As of June 2013, there are now over
300,000 900,000 apps available in the Apple App Store. With that number of apps available and new ones being released every day, it’s difficult for a developer to get exposure and chart placement for their apps. Getting an app into a category’s Top 100 in the App Store gives apps greater visibility and exposure and can mean the difference between selling thousands of copies of an app or dozens. A few unscrupulous developers resort to fake or “shill” App Store reviews in order to improve chart position and increase sales.
Nearly all of the developers in the App Store do not do this — their reviews, good or bad, are authentic. While not a widespread problem, shill reviews undermine the integrity of the user review process of the App Store. Creating fake reviews to drive up traffic increases sales and chart rankings, but it also rewards these unscrupulous developers. It also takes up chart slots that could go to honest developers who play the rules.
A lot of five star reviews and favorable written reviews can sometimes mislead an unsuspecting buyer into purchasing the app. The app often doesn’t live up to the hype of the fake reviews, but it’s only a dollar or two, right? The problem is that when an app charts — good or bad — once it breaks the Top 100 of its category, it’s probably selling hundreds or thousands of copies a day. At a dollar or two, that’s a lot of money going to a shady developer who’s selling a sub-par app. The real app store user reviews for these apps are often overshadowed by the sheer number of fake reviews and get buried.
Probably the most high profile shill review scam was the Molinker app review scam uncovered and reported by Glyn Evans and Pat Timney on The iPhoneography Blog last year. Shill review scams can get a developer booted from the App Store.
Shill reviews violate Apple’s Terms of Service, but are difficult to prove beyond a shadow of a doubt. Fortunately, with a little digging, they’re very easy for a consumer to spot.
1. A huge number of 5 star ratings — up to 50 — within hours of the app’s release. Developers are given a max of 50 promo codes for each version of an app. If you see a lot of high star ratings in a new app and very few (or none) written reviews, odds are that the developer created a bunch of fake iTunes accounts and used their allotment of promo codes to give themselves a bunch of 5 (and the occasional 4) star reviews. It’s human nature — not every user will like an app. A genuine app review should have a good distribution of 1, 2, 3, 4 and 5 star ratings. If the app is that good, the ratings will be weighted to 5 and 4 stars, but it will still have some ratings of 3, 2 and 1 stars.
UPDATE 09.01.13: When I first wrote this post in October 2010, you were able to write App Store reviews if you’d gotten the app by using a developer promo code. As reader/commenter Chris correctly states below, Apple will no longer let you do that.
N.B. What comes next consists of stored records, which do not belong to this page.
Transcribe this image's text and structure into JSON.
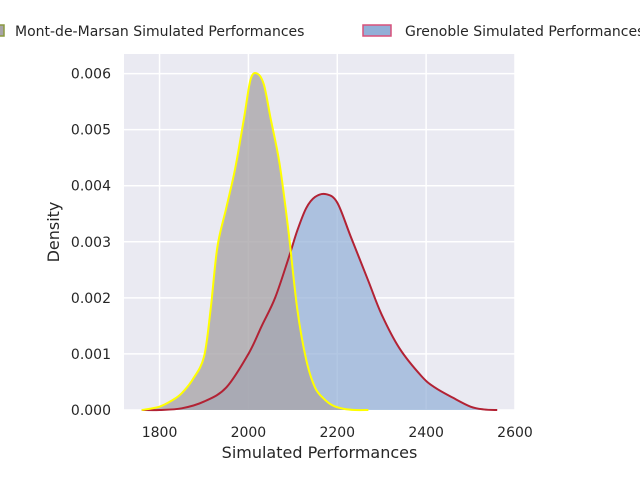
{
  "chart_data": {
    "type": "area",
    "title": "",
    "xlabel": "Simulated Performances",
    "ylabel": "Density",
    "xlim": [
      1720,
      2600
    ],
    "ylim": [
      0,
      0.00635
    ],
    "x_ticks": [
      1800,
      2000,
      2200,
      2400,
      2600
    ],
    "x_tick_labels": [
      "1800",
      "2000",
      "2200",
      "2400",
      "2600"
    ],
    "y_ticks": [
      0,
      0.001,
      0.002,
      0.003,
      0.004,
      0.005,
      0.006
    ],
    "y_tick_labels": [
      "0.000",
      "0.001",
      "0.002",
      "0.003",
      "0.004",
      "0.005",
      "0.006"
    ],
    "grid": true,
    "legend_position": "top",
    "series": [
      {
        "name": "Mont-de-Marsan Simulated Performances",
        "fill_color": "#a8a4a8",
        "line_color": "#ffff00",
        "legend_edge_color": "#8a9a40",
        "x": [
          1760,
          1800,
          1830,
          1850,
          1875,
          1900,
          1915,
          1930,
          1950,
          1970,
          1990,
          2005,
          2020,
          2035,
          2050,
          2070,
          2090,
          2110,
          2130,
          2150,
          2170,
          2190,
          2215,
          2240,
          2270
        ],
        "y": [
          0.0,
          6e-05,
          0.00018,
          0.0003,
          0.00055,
          0.00095,
          0.0018,
          0.0029,
          0.0036,
          0.0043,
          0.0052,
          0.0059,
          0.006,
          0.0058,
          0.0052,
          0.0044,
          0.0032,
          0.0018,
          0.0009,
          0.0004,
          0.0002,
          8e-05,
          2e-05,
          0.0,
          0.0
        ]
      },
      {
        "name": "Grenoble Simulated Performances",
        "fill_color": "#92afd7",
        "line_color": "#b22234",
        "legend_edge_color": "#d9507a",
        "x": [
          1760,
          1800,
          1850,
          1900,
          1950,
          2000,
          2030,
          2060,
          2090,
          2110,
          2130,
          2150,
          2175,
          2200,
          2230,
          2270,
          2300,
          2340,
          2390,
          2420,
          2460,
          2500,
          2530,
          2560
        ],
        "y": [
          0.0,
          0.0,
          3e-05,
          0.00015,
          0.0004,
          0.001,
          0.0015,
          0.002,
          0.0027,
          0.0032,
          0.0036,
          0.0038,
          0.00385,
          0.0037,
          0.0031,
          0.0023,
          0.0017,
          0.0011,
          0.0006,
          0.0004,
          0.00022,
          6e-05,
          1e-05,
          0.0
        ]
      }
    ]
  }
}
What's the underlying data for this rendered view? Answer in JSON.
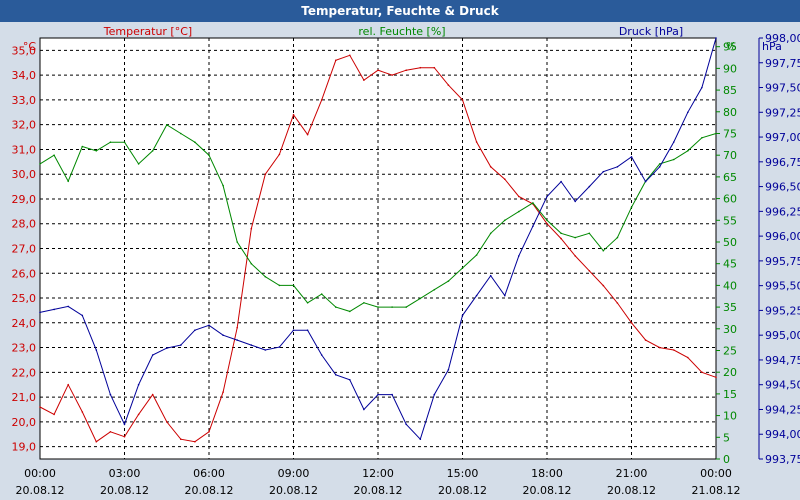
{
  "window": {
    "title": "Temperatur, Feuchte & Druck"
  },
  "colors": {
    "temperature": "#cc0000",
    "humidity": "#008800",
    "pressure": "#000099",
    "background": "#d4dde8",
    "plot": "#ffffff",
    "titlebar": "#2a5b9a"
  },
  "chart_data": {
    "type": "line",
    "title": "Temperatur, Feuchte & Druck",
    "x": [
      "00:00",
      "00:30",
      "01:00",
      "01:30",
      "02:00",
      "02:30",
      "03:00",
      "03:30",
      "04:00",
      "04:30",
      "05:00",
      "05:30",
      "06:00",
      "06:30",
      "07:00",
      "07:30",
      "08:00",
      "08:30",
      "09:00",
      "09:30",
      "10:00",
      "10:30",
      "11:00",
      "11:30",
      "12:00",
      "12:30",
      "13:00",
      "13:30",
      "14:00",
      "14:30",
      "15:00",
      "15:30",
      "16:00",
      "16:30",
      "17:00",
      "17:30",
      "18:00",
      "18:30",
      "19:00",
      "19:30",
      "20:00",
      "20:30",
      "21:00",
      "21:30",
      "22:00",
      "22:30",
      "23:00",
      "23:30",
      "24:00"
    ],
    "x_ticks": [
      {
        "time": "00:00",
        "date": "20.08.12"
      },
      {
        "time": "03:00",
        "date": "20.08.12"
      },
      {
        "time": "06:00",
        "date": "20.08.12"
      },
      {
        "time": "09:00",
        "date": "20.08.12"
      },
      {
        "time": "12:00",
        "date": "20.08.12"
      },
      {
        "time": "15:00",
        "date": "20.08.12"
      },
      {
        "time": "18:00",
        "date": "20.08.12"
      },
      {
        "time": "21:00",
        "date": "20.08.12"
      },
      {
        "time": "00:00",
        "date": "21.08.12"
      }
    ],
    "axes": {
      "temperature": {
        "label": "Temperatur [°C]",
        "unit": "°C",
        "ylim": [
          18.5,
          35.5
        ],
        "ticks": [
          "19,0",
          "20,0",
          "21,0",
          "22,0",
          "23,0",
          "24,0",
          "25,0",
          "26,0",
          "27,0",
          "28,0",
          "29,0",
          "30,0",
          "31,0",
          "32,0",
          "33,0",
          "34,0",
          "35,0"
        ]
      },
      "humidity": {
        "label": "rel. Feuchte [%]",
        "unit": "%",
        "ylim": [
          0,
          97
        ],
        "ticks": [
          "0",
          "5",
          "10",
          "15",
          "20",
          "25",
          "30",
          "35",
          "40",
          "45",
          "50",
          "55",
          "60",
          "65",
          "70",
          "75",
          "80",
          "85",
          "90",
          "95"
        ]
      },
      "pressure": {
        "label": "Druck [hPa]",
        "unit": "hPa",
        "ylim": [
          993.75,
          998.0
        ],
        "ticks": [
          "993,75",
          "994,00",
          "994,25",
          "994,50",
          "994,75",
          "995,00",
          "995,25",
          "995,50",
          "995,75",
          "996,00",
          "996,25",
          "996,50",
          "996,75",
          "997,00",
          "997,25",
          "997,50",
          "997,75",
          "998,00"
        ]
      }
    },
    "series": [
      {
        "name": "Temperatur",
        "axis": "temperature",
        "values": [
          20.6,
          20.3,
          21.5,
          20.4,
          19.2,
          19.6,
          19.4,
          20.3,
          21.1,
          20.0,
          19.3,
          19.2,
          19.6,
          21.2,
          23.8,
          27.8,
          30.0,
          30.8,
          32.4,
          31.6,
          33.0,
          34.6,
          34.8,
          33.8,
          34.2,
          34.0,
          34.2,
          34.3,
          34.3,
          33.6,
          33.0,
          31.3,
          30.3,
          29.8,
          29.1,
          28.8,
          28.0,
          27.4,
          26.7,
          26.1,
          25.5,
          24.8,
          24.0,
          23.3,
          23.0,
          22.9,
          22.6,
          22.0,
          21.8
        ]
      },
      {
        "name": "rel. Feuchte",
        "axis": "humidity",
        "values": [
          68,
          70,
          64,
          72,
          71,
          73,
          73,
          68,
          71,
          77,
          75,
          73,
          70,
          63,
          50,
          45,
          42,
          40,
          40,
          36,
          38,
          35,
          34,
          36,
          35,
          35,
          35,
          37,
          39,
          41,
          44,
          47,
          52,
          55,
          57,
          59,
          55,
          52,
          51,
          52,
          48,
          51,
          58,
          64,
          68,
          69,
          71,
          74,
          75
        ]
      },
      {
        "name": "Druck",
        "axis": "pressure",
        "values": [
          995.23,
          995.26,
          995.29,
          995.2,
          994.85,
          994.4,
          994.1,
          994.5,
          994.8,
          994.87,
          994.9,
          995.05,
          995.1,
          995.0,
          994.95,
          994.9,
          994.85,
          994.88,
          995.05,
          995.05,
          994.8,
          994.6,
          994.55,
          994.25,
          994.4,
          994.4,
          994.1,
          993.95,
          994.4,
          994.65,
          995.2,
          995.4,
          995.6,
          995.4,
          995.8,
          996.1,
          996.4,
          996.55,
          996.35,
          996.5,
          996.65,
          996.7,
          996.8,
          996.55,
          996.7,
          996.95,
          997.25,
          997.5,
          998.0
        ]
      }
    ]
  }
}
One thing I have noticed, however, are commercial apps that go free for a very short period of time — often less than a few hours. In theory, this could allow those user accounts the ability to review the app. =M=
2. A large number of short, generic, non-specific reviews written in similar style and similar grammar — sometimes similar bad grammar.
3. Written reviews posted by a large number of users who have never reviewed an app before or who have only written reviews of that developer’s apps.
App review blogs, such as Life In LoFi, iPhone Photography School, and other websites are good places to find legitimate and honest app reviews. Often, we’ll call out developers who resort to these shady tactics. Again, most iPhone app developers don’t resort to shill reviews. With a little vigilance, you can avoid getting scammed by fake reviews.